Modeling Financial Liquidity and Solvency

Too often in debates regarding the recent financial crisis, the event was regarded as a surprise that no one could have anticipated, conveniently forgetting those who pointed out sloppy banking, lending and borrowing practices in advance of the crisis.  There is a need for a well-developed model of how a financial crisis works, so that the wrong cures are not applied to the financial system.

All that said, any correct cure will bring about a predictable response from the banks and other lending institutions.  They will argue that borrower choice is reduced, and that the flow of credit and liquidity to the financial system is also reduced.  That is not a big problem in the boom phase of the financial cycle, because those same measures help to avoid a loss of liquidity and credit availability in the bust phase of the cycle.  Too much liquidity and credit is what fuels eventual financial crises.

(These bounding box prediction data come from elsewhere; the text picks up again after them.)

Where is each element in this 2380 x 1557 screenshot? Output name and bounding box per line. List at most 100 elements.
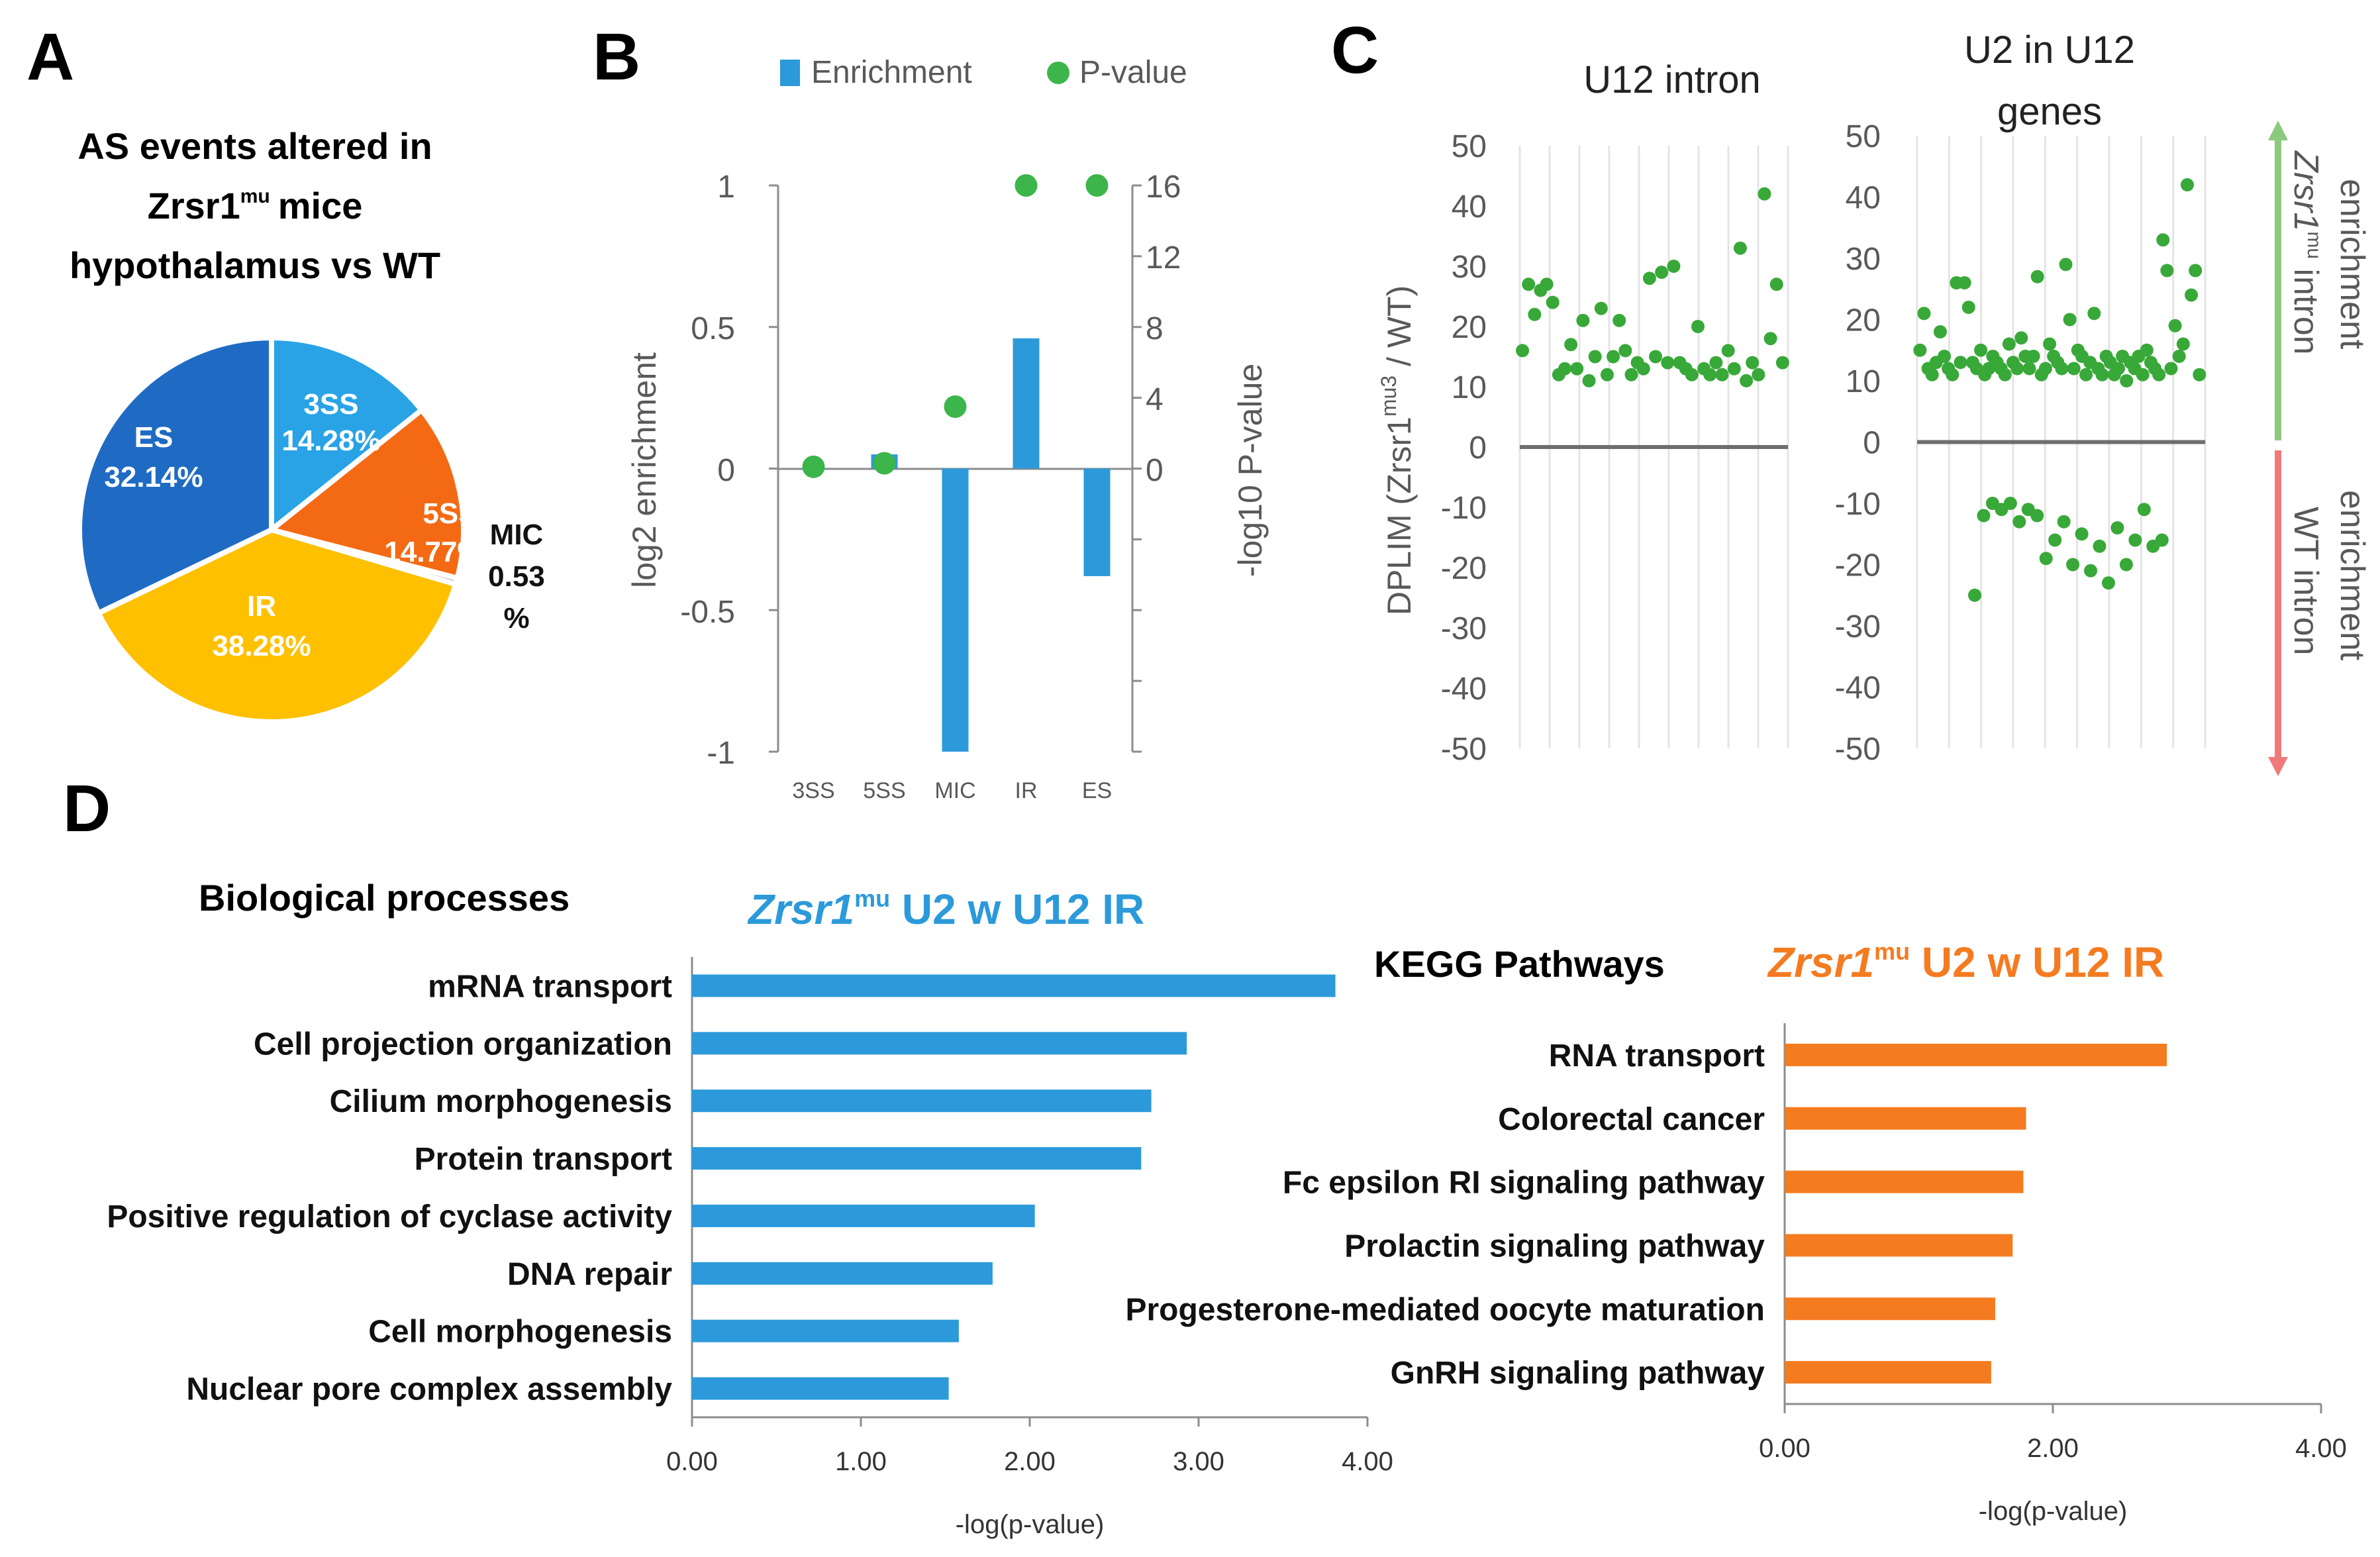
d-left-subtitle-gene: Zrsr1 <box>747 885 854 933</box>
c-ylabel: DPLIM (Zrsr1mu3 / WT) <box>1377 285 1418 615</box>
c-side-top-rest: intron <box>2287 259 2325 355</box>
chartD1-bar-6 <box>692 1319 959 1342</box>
pie-title-line2: Zrsr1mu mice <box>148 185 363 226</box>
d-right-subtitle: Zrsr1mu U2 w U12 IR <box>1767 938 2164 986</box>
c-ytick: 20 <box>1846 303 1881 338</box>
c-point <box>1961 301 1975 314</box>
c-point <box>1624 368 1638 381</box>
c-ytick: -40 <box>1441 672 1487 707</box>
c-ytick: -50 <box>1441 732 1487 767</box>
c-point <box>1522 277 1536 291</box>
b-ylabel: log2 enrichment <box>626 352 663 588</box>
c-point <box>2010 362 2024 376</box>
b-dot-mic <box>944 395 967 418</box>
c-point <box>2111 362 2125 376</box>
d-right-title: KEGG Pathways <box>1374 943 1665 985</box>
chartD2-category-0: RNA transport <box>1549 1038 1765 1074</box>
b-bar-mic <box>942 468 969 752</box>
chartD1-bar-3 <box>692 1147 1142 1170</box>
b-xtick-5ss: 5SS <box>863 778 905 803</box>
pie-title-line3: hypothalamus vs WT <box>70 244 440 286</box>
c-point <box>1998 368 2012 381</box>
chartD1-category-5: DNA repair <box>507 1257 672 1292</box>
biological-processes-chart: mRNA transport Cell projection organizati… <box>107 957 1393 1539</box>
c-point <box>1733 241 1747 255</box>
c-point <box>2101 576 2115 590</box>
chartD2-category-1: Colorectal cancer <box>1498 1102 1765 1137</box>
chartD1-xtick-4: 4.00 <box>1342 1447 1393 1476</box>
panel-a: A AS events altered in Zrsr1mu mice hypot… <box>26 20 545 725</box>
chartD2-bar-1 <box>1785 1107 2026 1130</box>
legend-enrichment-swatch <box>780 60 800 86</box>
chartD2-bar-3 <box>1785 1234 2013 1257</box>
c-side-top-label: Zrsr1mu intron <box>2287 150 2325 355</box>
c-point <box>1576 313 1590 327</box>
b-bar-ir <box>1013 338 1040 469</box>
b-y2tick-5: 0 <box>1146 453 1164 488</box>
c-point <box>2110 521 2124 534</box>
c-side-top-sub: enrichment <box>2333 179 2371 350</box>
legend-pvalue-label: P-value <box>1079 55 1187 90</box>
c-point <box>2003 497 2017 510</box>
c-point <box>2156 233 2170 247</box>
c-point <box>1752 368 1765 381</box>
b-y2tick-1: 16 <box>1146 170 1181 205</box>
dplim-scatter: 50 40 30 20 10 0 -10 -20 -30 -40 -50 50 40 30 20 10 0 -10… <box>1441 119 2206 767</box>
c-ylabel-rest: / WT) <box>1381 285 1418 376</box>
c-point <box>1607 350 1620 364</box>
c-point <box>1618 344 1632 358</box>
c-ytick: -20 <box>1835 548 1881 583</box>
c-point <box>1546 295 1560 309</box>
c-ytick: -30 <box>1835 609 1881 644</box>
c-point <box>1667 260 1681 273</box>
pie-labels: 3SS 14.28% 5SS 14.77% MIC 0.53 % IR 38.2… <box>104 388 544 662</box>
pie-label-mic-value: 0.53 <box>488 560 545 593</box>
c-point <box>1703 368 1717 381</box>
c-point <box>1649 350 1663 364</box>
c-point <box>1968 588 1981 602</box>
c-ytick: 30 <box>1452 250 1487 285</box>
c-ytick: 40 <box>1452 189 1487 225</box>
c-point <box>2002 337 2016 351</box>
c-point <box>1558 362 1572 376</box>
d-right-subtitle-rest: U2 w U12 IR <box>1910 938 2164 986</box>
b-ytick-1: 1 <box>717 170 735 205</box>
chartD1-xtick-2: 2.00 <box>1004 1447 1056 1476</box>
c-title-u2-line2: genes <box>1997 90 2102 133</box>
kegg-pathways-chart: RNA transport Colorectal cancer Fc epsilon… <box>1125 1023 2347 1526</box>
chartD1-bar-7 <box>692 1377 949 1400</box>
c-point <box>1775 356 1789 370</box>
b-right-ticks: 16 12 8 4 0 <box>1146 170 1181 488</box>
b-ytick-2: 0.5 <box>691 311 735 346</box>
c-point <box>1977 509 1991 523</box>
b-ytick-4: -0.5 <box>680 595 735 630</box>
chartD2-xtick-0: 0.00 <box>1759 1434 1810 1463</box>
chartD1-bar-0 <box>692 974 1336 997</box>
c-point <box>2012 515 2026 528</box>
c-point <box>2057 515 2071 528</box>
c-point <box>1540 277 1554 291</box>
chartD1-category-2: Cilium morphogenesis <box>330 1084 672 1119</box>
legend-enrichment-label: Enrichment <box>811 55 972 90</box>
c-title-u2-line1: U2 in U12 <box>1964 28 2135 72</box>
c-side-top-italic: Zrsr1 <box>2287 150 2325 231</box>
c-ytick: 20 <box>1452 310 1487 345</box>
c-ytick: -30 <box>1441 611 1487 646</box>
pie-label-mic-unit: % <box>503 602 529 634</box>
b-xtick-ir: IR <box>1015 778 1038 803</box>
c-point <box>1655 266 1669 279</box>
c-point <box>2120 374 2134 387</box>
legend-pvalue-dot <box>1047 62 1069 84</box>
c-point <box>2014 331 2028 345</box>
c-point <box>2164 362 2178 376</box>
chartD2-xlabel: -log(p-value) <box>1979 1497 2128 1526</box>
b-y2tick-4: 4 <box>1146 382 1164 417</box>
pie-slice-3ss <box>269 334 426 536</box>
c-point <box>1974 343 1988 357</box>
c-point <box>1588 350 1602 364</box>
c-point <box>2087 307 2101 321</box>
pie-slice-es <box>77 334 274 617</box>
mu-enrichment-arrow-head <box>2268 121 2288 140</box>
c-point <box>2128 533 2142 547</box>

To get to a place where we could have a decent model of the state of overall financial credit, we would have to have models that work like this:

  1. The models would have to have both a cash flow and a balance sheet component to them — it’s not enough to look at present measures of creditworthiness only, particularly if loans do not fully amortize debts at the current interest rate.  Regulatory solvency tests should not automatically assume that borrowers will always be able to refinance.
  2. The models should try to go loan-by-loan, and forecast the ability of each loan to service debts.  Where updated financial data is available on borrowers, that should be included.
  3. The models should try to forecast the fair market prices of assets/collateral, off of estimated future lending conditions, so that at the end of the loan, estimates can be made as to whether loans would be refinanced, extended, or default.
  4. As asset prices rise, there has to be a feedback effect into lowered ability to finance new loans, unless purchasing power is increasing as much or more than asset prices.  It should be assumed that if loans are made at lower underwriting standards than a given threshold, there will be increasing levels of default.
  5. A close eye would have to look for situations where if the property were rented out, it would not earn enough to pay for normalized interest, taxes and maintenance.  When asset prices are that high, the system is out of whack, and invites future defaults.  The margin of implied rents over normalized interest, taxes and maintenance would be the key measure, and the regulators would have to have a function that attributes future losses off of the margin of that calculation.
  6. The cash flows from the loans/mortgages would have to feed through the securitization vehicles, if any, and then to the regulated financial institutions, after which, how they would fund their future liabilities would have to be estimated.
  7. The models would have to include the repo markets, because when the prices of collateral get too high, runs on the repo market can happen.  The same applies to portfolio margining agreements for derivatives, futures, and other types of wholesale lending.
  8. There should be scenarios for ordinary recessions.  There should also be some way of increasing the Ds at that time: death, disability, divorce, disaster, dis-employment, etc.  They mysteriously tend to increase in bad economic times.

What a monster.  I’ve worked with stripped-down versions of this that analyze the Commercial Mortgage Backed Securities [CMBS] market, but the demands of a model like this would be considerable, and probably impossible.  Getting the data, scrubbing it, running the cash flows, calculating the asset price functions, implied margin on borrowing, etc., would be pretty tough for angels to do, much less mere men.

Thus if I were watching over the banks, I would probably rely on analyzing:

  • what areas of credit have grown the quickest.
  • where have collateral prices risen the fastest.
  • where are underwriting standards declining.
  • what assets are being financed that do not fully amortize, including all repo markets, margin agreements, etc.

The one semi-practical thing i would strip out of this model would be for regulators to score loans using a model like point 5 suggests.  Even that would be tough, but even getting that approximately right could highlight lending institutions that are taking undue chances with underwriting.

On a slightly different note, I would be skeptical of models that don’t try to at least mimic the approach of a cash flow based model with some adjustments for market-like pricing of collateral and loans.  The degree of financing long assets with short liabilities is the key aspect of how financial crises develop.  If models don’t reflect that, they aren’t realistic, and somehow, I expect that non-realistic models of lending risk will eventually be the rule, because it helps financial institutions make loans in the short run.  After all, it is virtually impossible to fight loosening financial standards piece-by-piece, because the changes seem immaterial, and everyone favors a boom in the short-run.  So it goes.